Il convient de rappeler que ce n'est pas au service médical de la caisse primaire d'assurance maladie de l'Eure de décider des éléments médicaux qui doivent être transmis au médecin consultant désigné par le pôle social du tribunal judiciaire de Laval, mais bien à ce médecin consultant missionné dans des conditions très précises d'évaluer les documents médicaux dont il a besoin pour mener convenablement sa mission.
Le docteur [H] a considéré que les éléments médicaux transmis par le service médical de la caisse n'étaient pas suffisants, compte tenu de la chronologie des lésions et de l'existence d'un état antérieur. Il a donc demandé des éléments médicaux complémentaires qui ne lui ont pas été adressés par le service médical. Il en a conclu qu'il n'était pas en mesure de déterminer le taux d'IPP imputable à l'accident du travail du 11 août 2017.
C'est alors à juste titre que les premiers juges en ont déduit que le taux d'IPP de Mme [P] [B] devait être fixé à 0 % à l'égard de l'employeur.
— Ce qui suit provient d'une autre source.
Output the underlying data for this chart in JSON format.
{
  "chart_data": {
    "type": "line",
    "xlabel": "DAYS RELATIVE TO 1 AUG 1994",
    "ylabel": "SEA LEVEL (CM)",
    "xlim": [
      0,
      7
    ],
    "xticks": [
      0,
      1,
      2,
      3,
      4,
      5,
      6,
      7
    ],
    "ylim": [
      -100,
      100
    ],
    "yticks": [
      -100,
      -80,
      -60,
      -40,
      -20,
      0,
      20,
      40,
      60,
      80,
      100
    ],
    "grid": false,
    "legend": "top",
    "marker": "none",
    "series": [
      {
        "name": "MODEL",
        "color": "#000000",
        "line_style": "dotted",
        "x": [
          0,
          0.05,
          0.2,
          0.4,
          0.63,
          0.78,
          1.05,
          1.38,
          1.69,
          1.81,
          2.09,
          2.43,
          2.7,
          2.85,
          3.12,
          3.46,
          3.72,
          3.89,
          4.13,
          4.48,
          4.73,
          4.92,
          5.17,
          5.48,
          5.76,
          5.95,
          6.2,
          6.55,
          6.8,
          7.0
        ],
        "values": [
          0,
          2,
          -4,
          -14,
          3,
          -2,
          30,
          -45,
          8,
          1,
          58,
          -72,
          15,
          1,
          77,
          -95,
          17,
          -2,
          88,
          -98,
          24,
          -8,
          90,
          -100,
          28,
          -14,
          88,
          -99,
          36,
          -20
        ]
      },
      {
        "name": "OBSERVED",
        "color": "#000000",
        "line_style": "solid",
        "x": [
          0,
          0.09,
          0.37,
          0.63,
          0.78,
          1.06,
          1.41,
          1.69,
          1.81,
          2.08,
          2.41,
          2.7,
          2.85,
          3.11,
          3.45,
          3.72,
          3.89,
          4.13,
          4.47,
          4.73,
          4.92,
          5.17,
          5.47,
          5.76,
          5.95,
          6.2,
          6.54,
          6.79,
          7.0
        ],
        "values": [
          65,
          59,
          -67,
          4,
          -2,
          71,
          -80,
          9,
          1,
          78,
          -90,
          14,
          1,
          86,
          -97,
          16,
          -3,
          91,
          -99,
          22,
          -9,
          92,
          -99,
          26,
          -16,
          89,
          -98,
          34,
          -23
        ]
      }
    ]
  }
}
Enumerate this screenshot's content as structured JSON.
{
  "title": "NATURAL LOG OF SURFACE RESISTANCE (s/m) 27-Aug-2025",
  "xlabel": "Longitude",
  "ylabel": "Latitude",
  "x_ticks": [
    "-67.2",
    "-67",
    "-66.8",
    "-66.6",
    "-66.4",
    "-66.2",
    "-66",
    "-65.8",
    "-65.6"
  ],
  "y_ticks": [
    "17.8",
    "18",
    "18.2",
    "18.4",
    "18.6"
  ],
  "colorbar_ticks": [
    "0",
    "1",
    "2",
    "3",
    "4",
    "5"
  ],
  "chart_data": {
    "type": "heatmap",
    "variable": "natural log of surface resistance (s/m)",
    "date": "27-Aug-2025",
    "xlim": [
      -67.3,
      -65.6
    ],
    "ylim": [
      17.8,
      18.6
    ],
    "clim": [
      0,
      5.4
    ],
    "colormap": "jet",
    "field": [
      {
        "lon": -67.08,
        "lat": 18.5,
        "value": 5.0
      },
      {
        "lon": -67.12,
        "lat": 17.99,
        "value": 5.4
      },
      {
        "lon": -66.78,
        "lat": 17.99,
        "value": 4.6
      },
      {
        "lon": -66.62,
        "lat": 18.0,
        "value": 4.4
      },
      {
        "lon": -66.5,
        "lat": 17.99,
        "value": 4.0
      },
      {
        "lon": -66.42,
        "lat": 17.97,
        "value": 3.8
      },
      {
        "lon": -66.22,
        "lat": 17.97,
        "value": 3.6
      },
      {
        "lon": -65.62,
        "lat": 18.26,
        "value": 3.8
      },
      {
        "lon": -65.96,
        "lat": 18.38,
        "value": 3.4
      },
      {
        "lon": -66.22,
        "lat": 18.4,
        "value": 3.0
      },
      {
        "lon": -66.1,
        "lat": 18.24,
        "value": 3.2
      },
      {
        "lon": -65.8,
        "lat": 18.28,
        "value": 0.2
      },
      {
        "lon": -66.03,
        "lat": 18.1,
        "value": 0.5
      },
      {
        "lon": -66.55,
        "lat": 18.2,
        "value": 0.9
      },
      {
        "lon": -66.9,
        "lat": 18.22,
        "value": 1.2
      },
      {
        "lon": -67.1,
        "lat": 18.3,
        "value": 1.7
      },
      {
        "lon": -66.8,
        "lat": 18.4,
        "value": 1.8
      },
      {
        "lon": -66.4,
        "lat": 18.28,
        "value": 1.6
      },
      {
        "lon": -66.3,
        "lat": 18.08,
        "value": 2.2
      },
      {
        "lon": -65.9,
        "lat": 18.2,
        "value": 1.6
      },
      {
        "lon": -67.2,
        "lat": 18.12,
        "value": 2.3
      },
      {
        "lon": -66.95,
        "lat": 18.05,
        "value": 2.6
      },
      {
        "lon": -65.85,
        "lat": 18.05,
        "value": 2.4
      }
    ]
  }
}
Il n'est nullement question de l'inopposabilité du taux d'IPP à l'égard de l 'employeur mais seulement de tirer les conséquences judiciaires de l'impossibilité pour le médecin consulté par la juridiction de remplir sa mission.
En cause d'appel, la caisse n'apporte pas plus d'éléments aux débats si ce n'est pour expliquer les raisons pour lesquelles le service médical n'a pas transmis certains éléments médicaux au médecin consultant. Dans ces conditions, il n'est pas envisageable d'ordonner une nouvelle consultation judiciaire, qui de toute façon n'apportera rien de plus aux débats, étant rappelé que les frais de la première consultation sont restés à la charge de la caisse.
Le jugement est donc confirmé en toutes ses dispositions
La caisse primaire d'assurance maladie de l'Eure est condamnée au paiement des dépens d'appel.
Elle est également condamnée à verser à la société [5] la somme de 1000 € sur le fondement des dispositions de l'article 700 du code de procédure civile.
PAR CES MOTIFS
La COUR,
Statuant par arrêt contradictoire, prononcé publiquement et par mise à disposition au greffe,
CONFIRME le jugement en toutes ses dispositions ;
Y AJOUTANT ;
CONDAMNE la caisse primaire d'assurance maladie de l'Eure à payer à la société [5] la somme de 1000 € sur le fondement des dispositions de l'article 700 du code de procédure civile ;
CONDAMNE la caisse primaire d'assurance maladie de l'Eure au paiement des dépens d'appel.